Second, attributions are highly sensitive to the choice of counterfactuals. In a recent preprint, we showed how various Shapley Value based attribution methods choose different distributions which lead to drastically different (and sometimes misleading) attributions; see also: The many Shapley values for model explanation. A similar point is noted in this paper about the sensitivity of Integrated Gradients to the choice of baseline. A suggested alternative is to average across randomly sampled baselines.
Third, attribution based methods are known to be highly sensitive to perturbations to the input. For instance, a small perturbation that does not affect the prediction may still alter the attribution. While this may arguably just be an artifact for how the model “reasons” internally, a recent paper points this out as a flaw of the attribution method.
Contrasting the two
The two explanations are fundamentally different and complementary.
Attributions quantify the importance of features for the current prediction, while counterfactual explanations show how the features should change to obtain a different prediction.
A feature highlighted by a counterfactual explanation may not always have a large attribution.

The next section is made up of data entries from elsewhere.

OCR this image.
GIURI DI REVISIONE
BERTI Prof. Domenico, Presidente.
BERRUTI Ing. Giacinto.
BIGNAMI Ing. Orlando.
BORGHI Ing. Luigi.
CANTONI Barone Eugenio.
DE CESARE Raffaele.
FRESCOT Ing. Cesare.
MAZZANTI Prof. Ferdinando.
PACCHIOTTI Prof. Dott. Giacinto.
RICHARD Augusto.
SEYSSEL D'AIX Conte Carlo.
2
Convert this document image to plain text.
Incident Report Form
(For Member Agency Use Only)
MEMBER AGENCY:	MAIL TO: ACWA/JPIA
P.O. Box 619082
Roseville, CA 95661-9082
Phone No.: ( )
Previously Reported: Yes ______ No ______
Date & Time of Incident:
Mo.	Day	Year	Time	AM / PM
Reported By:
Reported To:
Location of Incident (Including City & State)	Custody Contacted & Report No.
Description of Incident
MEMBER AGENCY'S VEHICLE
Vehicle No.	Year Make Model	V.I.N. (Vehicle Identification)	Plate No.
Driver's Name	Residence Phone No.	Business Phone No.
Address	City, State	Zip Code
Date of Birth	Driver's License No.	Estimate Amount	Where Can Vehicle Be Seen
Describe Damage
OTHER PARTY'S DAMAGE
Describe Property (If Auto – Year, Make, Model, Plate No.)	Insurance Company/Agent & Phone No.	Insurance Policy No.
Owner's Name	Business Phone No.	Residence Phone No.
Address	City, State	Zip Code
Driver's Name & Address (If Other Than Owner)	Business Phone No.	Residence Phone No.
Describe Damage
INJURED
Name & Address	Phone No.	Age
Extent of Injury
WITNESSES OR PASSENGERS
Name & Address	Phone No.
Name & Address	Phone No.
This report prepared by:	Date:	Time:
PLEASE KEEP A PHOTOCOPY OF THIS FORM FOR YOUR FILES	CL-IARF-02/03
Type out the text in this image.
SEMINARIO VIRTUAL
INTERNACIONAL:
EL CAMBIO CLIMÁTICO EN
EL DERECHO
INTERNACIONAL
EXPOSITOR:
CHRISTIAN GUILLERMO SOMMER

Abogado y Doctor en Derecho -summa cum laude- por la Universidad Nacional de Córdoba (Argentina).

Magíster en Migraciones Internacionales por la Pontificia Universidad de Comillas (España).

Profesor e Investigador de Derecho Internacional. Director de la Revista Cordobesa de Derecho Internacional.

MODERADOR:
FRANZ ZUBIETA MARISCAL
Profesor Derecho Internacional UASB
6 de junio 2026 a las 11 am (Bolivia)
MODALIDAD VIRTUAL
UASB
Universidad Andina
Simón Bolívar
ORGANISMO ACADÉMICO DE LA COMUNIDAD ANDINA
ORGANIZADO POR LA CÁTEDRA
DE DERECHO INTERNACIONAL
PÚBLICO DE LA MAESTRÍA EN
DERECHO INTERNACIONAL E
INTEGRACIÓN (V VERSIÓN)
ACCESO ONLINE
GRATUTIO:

For instance, if most candidates in the accepted class have zero capital gains income, then a candidate with zero capital gains income will have most of the attribution fall on features besides "capital gains income". However, increasing capital gains income may be a valid recourse to obtaining a favorable prediction.
Similarly, a feature that has a large attribution may not be highlighted by a counterfactual explanation. First, several features may be immutable and therefore inapplicable for recourse, e.g., number of past delinquencies. Second, when features interact, a single feature alone may not suffice for recourse. For instance, to get a loan, the model may require a credit score > 650 and income > 20k. For a candidate not satisfying either, perturbing these features one at a time will not yield a favorable outcome.
Given their complementary nature, we support both kinds of explanations in Fiddler. Together they offer a much more complete picture of the model-data relationship at a datum, one giving an actionable insight that can help with recourse, and the other providing visibility into the decision making process of the model.